Big Green Egg: Italian Philly Roast Pork Sammich
Grill / Organic Pork
The latest amazing recipe from the Big Green Egg kitchen and courtesy of BGETeamGreen member Ron Dimpflmaier, @cptnron302
2 1/2 lbs. organic pork loin roast
6 Tbsp. garlic, chopped
3 1/2 Tbsp. fresh rosemary, chopped
1 Tbsp. kosher salt
1 tsp. fresh cracked black pepper
4 Tbsp. olive oil
1 lb. sharp provolone, sliced
Crusty Italian roll
1 lb. broccoli rabe (rappini)
Salt to taste
1/4 Cup olive oil
2-3 garlic cloves, chopped
1/2 tsp. red pepper flakes
Broccoli Rabe Ingredients
A few hours before the cook mix the garlic, rosemary, parsley, salt, pepper and olive oil together. Coat both sides of the pork loin with the mixture, reserving half of the mixture, and allow it to marinate in the refrigerator.

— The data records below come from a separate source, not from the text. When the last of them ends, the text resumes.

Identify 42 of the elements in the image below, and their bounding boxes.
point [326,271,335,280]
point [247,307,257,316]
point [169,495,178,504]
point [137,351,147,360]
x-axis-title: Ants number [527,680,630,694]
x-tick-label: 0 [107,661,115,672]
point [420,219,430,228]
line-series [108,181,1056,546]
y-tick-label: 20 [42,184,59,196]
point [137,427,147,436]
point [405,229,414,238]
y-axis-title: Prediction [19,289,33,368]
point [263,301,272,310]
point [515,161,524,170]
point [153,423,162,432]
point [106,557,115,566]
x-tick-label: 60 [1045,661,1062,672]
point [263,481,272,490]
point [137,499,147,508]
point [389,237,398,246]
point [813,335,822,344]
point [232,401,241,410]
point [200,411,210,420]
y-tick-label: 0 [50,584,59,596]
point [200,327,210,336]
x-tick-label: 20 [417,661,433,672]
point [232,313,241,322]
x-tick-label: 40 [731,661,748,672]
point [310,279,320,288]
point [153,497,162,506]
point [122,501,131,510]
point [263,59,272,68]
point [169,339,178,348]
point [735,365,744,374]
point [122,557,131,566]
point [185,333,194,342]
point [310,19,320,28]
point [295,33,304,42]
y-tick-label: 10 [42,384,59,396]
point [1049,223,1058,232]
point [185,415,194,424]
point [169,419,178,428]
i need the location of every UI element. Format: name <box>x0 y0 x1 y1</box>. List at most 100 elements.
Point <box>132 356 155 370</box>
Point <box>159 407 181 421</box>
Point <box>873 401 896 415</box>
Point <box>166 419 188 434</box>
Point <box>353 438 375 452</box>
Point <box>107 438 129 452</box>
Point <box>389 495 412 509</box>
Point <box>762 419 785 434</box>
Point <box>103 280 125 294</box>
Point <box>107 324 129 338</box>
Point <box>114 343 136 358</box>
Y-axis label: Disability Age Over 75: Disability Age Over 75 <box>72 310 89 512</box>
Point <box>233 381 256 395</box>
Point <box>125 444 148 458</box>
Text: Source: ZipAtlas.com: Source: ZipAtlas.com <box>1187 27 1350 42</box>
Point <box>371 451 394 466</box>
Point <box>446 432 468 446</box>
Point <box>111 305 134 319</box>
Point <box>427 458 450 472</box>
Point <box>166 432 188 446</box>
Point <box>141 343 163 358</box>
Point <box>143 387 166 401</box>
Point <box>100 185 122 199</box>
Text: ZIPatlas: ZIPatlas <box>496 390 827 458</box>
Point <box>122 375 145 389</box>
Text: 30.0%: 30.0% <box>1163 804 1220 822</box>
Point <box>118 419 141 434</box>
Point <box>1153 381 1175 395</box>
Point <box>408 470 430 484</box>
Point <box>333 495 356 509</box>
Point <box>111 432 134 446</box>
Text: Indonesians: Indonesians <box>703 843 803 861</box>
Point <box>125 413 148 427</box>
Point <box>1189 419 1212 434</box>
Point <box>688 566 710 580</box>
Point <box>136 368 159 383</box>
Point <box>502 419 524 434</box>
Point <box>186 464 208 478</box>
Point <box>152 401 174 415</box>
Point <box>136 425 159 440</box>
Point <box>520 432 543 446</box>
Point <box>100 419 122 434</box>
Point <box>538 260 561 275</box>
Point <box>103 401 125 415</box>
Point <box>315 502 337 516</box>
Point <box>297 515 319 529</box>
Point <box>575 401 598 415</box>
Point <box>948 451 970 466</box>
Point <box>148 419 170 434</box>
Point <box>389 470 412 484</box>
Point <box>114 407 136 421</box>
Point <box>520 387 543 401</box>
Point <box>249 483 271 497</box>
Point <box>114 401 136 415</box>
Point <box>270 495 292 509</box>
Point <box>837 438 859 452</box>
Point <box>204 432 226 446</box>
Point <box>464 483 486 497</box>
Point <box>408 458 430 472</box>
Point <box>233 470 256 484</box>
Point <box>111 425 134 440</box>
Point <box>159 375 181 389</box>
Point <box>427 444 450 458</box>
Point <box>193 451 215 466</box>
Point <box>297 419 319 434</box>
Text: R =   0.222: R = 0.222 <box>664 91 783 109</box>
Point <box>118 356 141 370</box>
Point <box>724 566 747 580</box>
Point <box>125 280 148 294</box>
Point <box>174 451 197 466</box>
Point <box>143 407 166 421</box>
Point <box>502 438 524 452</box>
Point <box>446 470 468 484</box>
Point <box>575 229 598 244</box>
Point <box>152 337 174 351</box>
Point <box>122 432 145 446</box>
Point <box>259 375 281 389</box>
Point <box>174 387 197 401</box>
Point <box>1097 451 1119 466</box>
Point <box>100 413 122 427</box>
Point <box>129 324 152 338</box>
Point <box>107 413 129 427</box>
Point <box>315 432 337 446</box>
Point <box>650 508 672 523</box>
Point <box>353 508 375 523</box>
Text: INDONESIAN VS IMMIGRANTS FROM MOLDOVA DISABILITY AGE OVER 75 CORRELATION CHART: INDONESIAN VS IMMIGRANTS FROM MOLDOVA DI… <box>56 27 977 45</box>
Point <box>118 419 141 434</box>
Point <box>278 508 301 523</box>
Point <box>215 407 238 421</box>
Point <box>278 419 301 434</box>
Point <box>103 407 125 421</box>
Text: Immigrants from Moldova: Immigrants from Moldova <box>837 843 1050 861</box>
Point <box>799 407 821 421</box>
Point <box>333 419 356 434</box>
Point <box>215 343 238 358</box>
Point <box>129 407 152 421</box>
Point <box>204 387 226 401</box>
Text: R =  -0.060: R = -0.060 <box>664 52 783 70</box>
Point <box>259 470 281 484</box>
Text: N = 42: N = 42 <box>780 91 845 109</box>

Set the EGG for indirect cooking with a convEGGtor at 350°F.
Lay pork loin flat and cover with a layer of provolone, and then top with the cooked broccoli rabe (see below for preparation method).
Roll the loin and tie it with butcher twine every 1”.
Coat the top of the roast with the remaining garlic and herb marinade and place on a rib rack inside of the roasting pan.
Add water or broth in the roasting pan under the rib rack.
Cook until the internal temperature of the roast reaches 145°F.
Remove from the grill and let rest for 10 minutes.
Once cooled, slice very thin, pile into a crusty roll, top with pan juices, and DEVOUR!
Broccoli Rabe Preparation
Wash broccoli rabe and cut about ½ inch off the bottom.
Add to a pot of boiling salted water and cook for 2 minutes; remove and drain.
Heat a skillet with olive oil, red pepper flakes and garlic.
Once the garlic begins to brown, add the broccoli rabe. Sauté for 3-5 minutes and remove from the heat.